Provided by ESO, Garching, Germany
July 28, 2010
A spectacular new image from the European Southern Observatory's (ESO) Wide Field Imager at the La Silla Observatory in Chile shows the brilliant and unusual star WR 22 and its colorful surroundings. WR 22 is a hot and bright star that is shedding its atmosphere into space at a rate many millions times faster than the Sun. It lies in the outer part of the dramatic Carina Nebula from which it formed.
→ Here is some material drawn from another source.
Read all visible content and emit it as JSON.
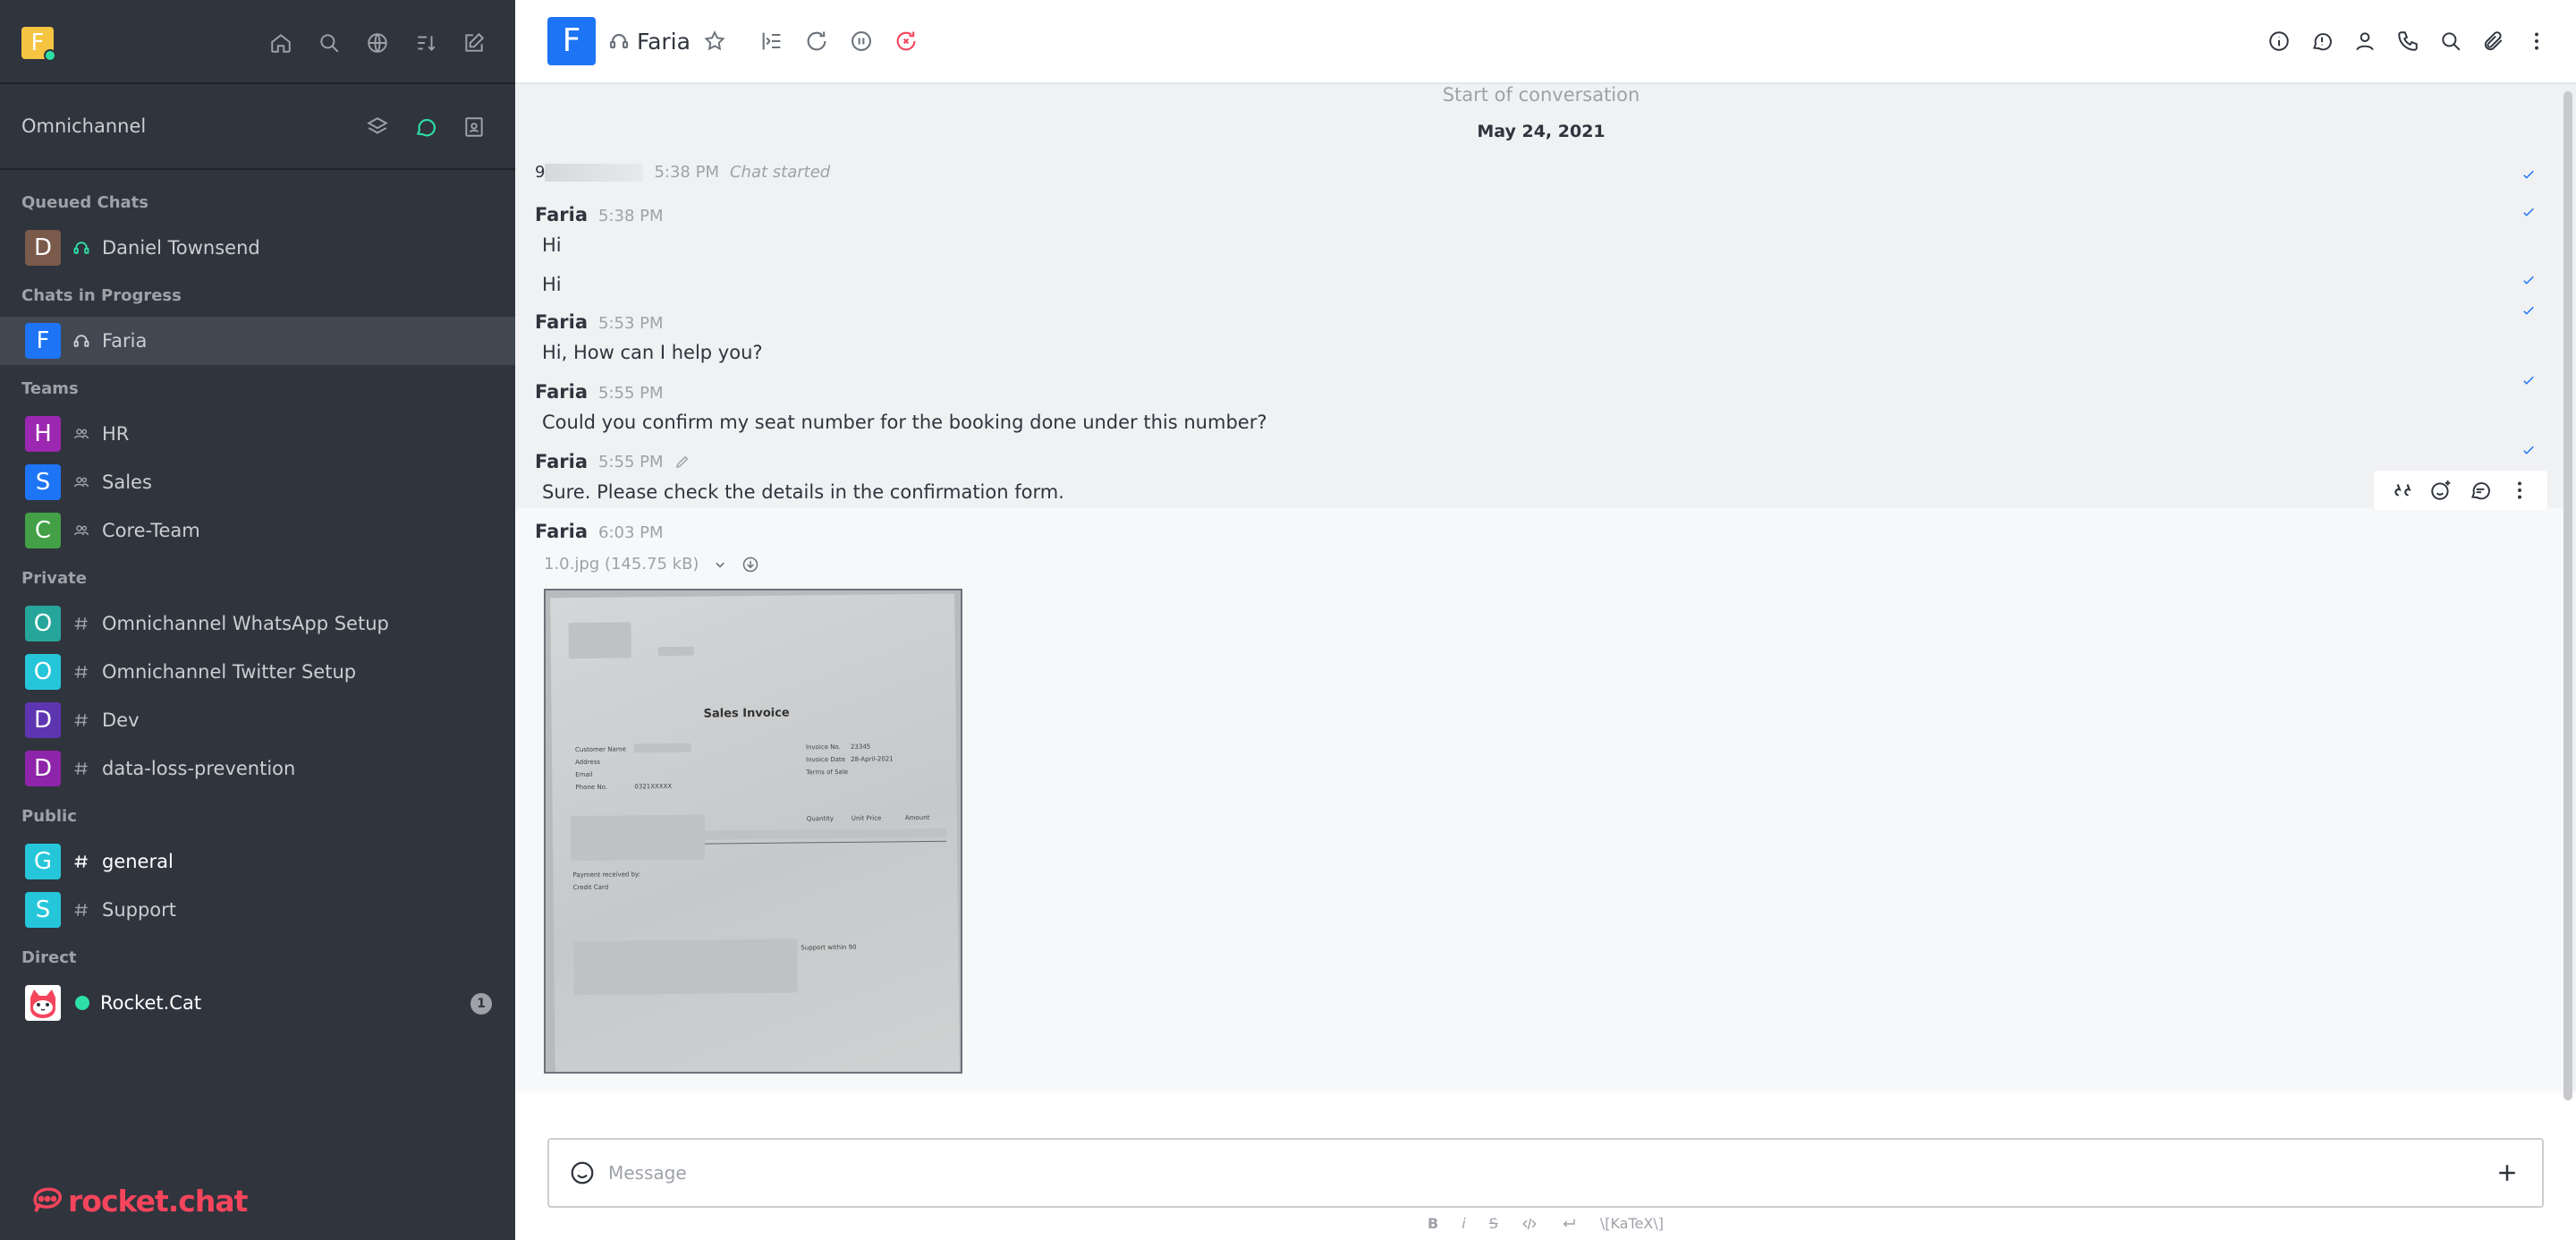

Massive stars live fast and die young. Some of these stellar beacons have such intense radiation passing through their thick atmospheres late in their lives that they shed material into space many millions times more quickly than relatively sedate stars such as the Sun. These rare, hot and massive objects are known as Wolf-Rayet stars, and one of the most massive ones yet measured is WR 22. It appears at the center of this picture. WR 22 is a member of a double star system and has been measured to have a mass at least 70 times that of the Sun.
WR 22 lies in the southern constellation Carina. Although the star lies over 5,000 light-years from Earth, it is so bright that it just can be faintly seen with the unaided eye under good conditions. WR 22 is one of many exceptionally brilliant stars associated with the beautiful Carina Nebula (NGC 3372). The outer part of this region of star formation in the southern Milky Way forms the colorful backdrop to this image.
The subtle colors of the rich background tapestry are a result of the interactions between the intense ultraviolet radiation coming from hot massive stars, including WR 22, and the vast gas clouds, mostly hydrogen, from which they formed. The central part of this enormous complex of gas and dust lies off the left side of this picture as can be seen in the image.